On the subject of food, I’d eaten a large tin of peas the night before for dinner at the hotel, so appreciated very much what was offered. I imagine you’re thinking, why would you eat tinned peas for dinner in a hotel? I guess cause I didn’t feel like kebabs, but I know that’s a poor excuse and not surprisingly I’ve gone right off tinned peas!
While in Tehran it had been suggested we visit the north because it is so different from the rest of the country. So Lynne & I took the bus to Tonekabon on the Caspian Sea, a great winding drive up into the mountains with specular scenery to enjoy along the way. The Caspian is the world’s largest enclosed inland body of water on the planet. The beach front that we saw was nothing special having been spoilt by huge unattractive hotels but this wasn’t what we’d come to see anyway. Inland a little way is a magical retreat called Khoone Geli (Farsi for mudhouse). Nestled in a village in Tonekabon this haven is run by Farzin & Alexandra, a lovely couple with a young son Sebastian. Tehranis flock here for the weekend to escape the madness of the city. The weather is lovely, the food is traditional and delicious and Farzin offers tours in the mountains through his online business, caspiantrek. We didn’t stay long enough to do one of these ventures ourselves but it’s an unspoiled wilderness well worth a visit for anyone who loves hiking. Khoone Geli, has been built in the traditional manner and is a warm cozy haven during the harsh winter months and its thick mud walls guarantee to keep it cool in the summer. I can certainly recommend this as a wonderful place to spend some time – those who make the journey north will not be disappointed.
While there we visited a local pottery and were entertained one evening by a wonderful old shepherd playing his flute. Homemade bread, cheese, fresh salads, divine rose petal marmalade, olives, fruit, nuts, yoghurt – these were just some of the dishes we enjoyed at Khoone Gali. To celebrate Farzin’s fortieth birthday, we set off with the family for a couple of days to enjoy the region, taking in Masouleh, the Guilan Rural Heritage Farm, unique to the area with its thatch, wood & mud dwellings and Rud-Khan Castle with its challenging 1000 steps.
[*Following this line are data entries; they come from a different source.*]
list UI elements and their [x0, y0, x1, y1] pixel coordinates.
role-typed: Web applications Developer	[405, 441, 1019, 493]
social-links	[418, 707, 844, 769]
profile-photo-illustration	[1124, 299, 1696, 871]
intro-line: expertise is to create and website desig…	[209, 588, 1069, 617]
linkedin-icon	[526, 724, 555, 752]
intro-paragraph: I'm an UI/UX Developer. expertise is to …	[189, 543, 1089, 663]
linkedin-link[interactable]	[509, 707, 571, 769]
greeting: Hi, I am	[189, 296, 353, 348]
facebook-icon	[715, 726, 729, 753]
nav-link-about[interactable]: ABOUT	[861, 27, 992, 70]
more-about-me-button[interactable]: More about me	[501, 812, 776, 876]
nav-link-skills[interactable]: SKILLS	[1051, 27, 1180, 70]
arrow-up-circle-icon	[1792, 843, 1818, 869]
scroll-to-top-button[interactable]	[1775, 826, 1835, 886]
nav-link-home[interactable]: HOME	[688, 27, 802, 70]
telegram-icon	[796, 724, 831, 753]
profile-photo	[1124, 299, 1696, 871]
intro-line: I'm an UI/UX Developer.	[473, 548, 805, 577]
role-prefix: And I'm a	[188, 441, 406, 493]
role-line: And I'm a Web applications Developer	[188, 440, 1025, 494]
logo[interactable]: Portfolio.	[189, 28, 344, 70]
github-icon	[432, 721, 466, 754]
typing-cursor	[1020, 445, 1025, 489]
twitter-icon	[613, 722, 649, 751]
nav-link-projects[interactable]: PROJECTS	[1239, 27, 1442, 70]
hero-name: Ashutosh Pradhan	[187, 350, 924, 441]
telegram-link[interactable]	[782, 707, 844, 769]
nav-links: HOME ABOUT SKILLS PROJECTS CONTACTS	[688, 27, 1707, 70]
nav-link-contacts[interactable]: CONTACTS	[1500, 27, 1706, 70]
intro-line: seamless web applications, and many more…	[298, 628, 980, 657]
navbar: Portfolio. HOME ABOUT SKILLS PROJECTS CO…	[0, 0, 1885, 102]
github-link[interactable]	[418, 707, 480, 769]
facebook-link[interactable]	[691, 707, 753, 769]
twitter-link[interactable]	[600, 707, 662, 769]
I was tempted to turn back halfway to the top but was glad I persevered given how fascinating the fortress turned out to be.
Together we all spent the night in Masouleh bunking down in a very old traditional home with sloping floors covered in Persian rugs and with metre thick walls. The houses have flat roofs on which residents sit and chat, sip hot sweet tea or knit colorful woollen socks. After our visit ended we took a bus ride back to Tehran for an overnight stop before Lynne departed for Beirut and I set off on the road again.
Where I stopped today, some picnickers warned me to be on the look out for cobras though it didn’t seem to faze them that there might be snakes around, so I figured if I leave them alone, they’ll ignore me too. I’m now heading to Cappadocia and hoping the roads level out a little in the meantime. It’s amazing that I can go from a country with deserts for 2000 kms into the next one with endless mountains. Effie will be hanging out for a break in Istanbul to rest her weary bones…much like me. Still, I keep telling myself it’s getting easier, though I’m not kidding anyone, least of all myself!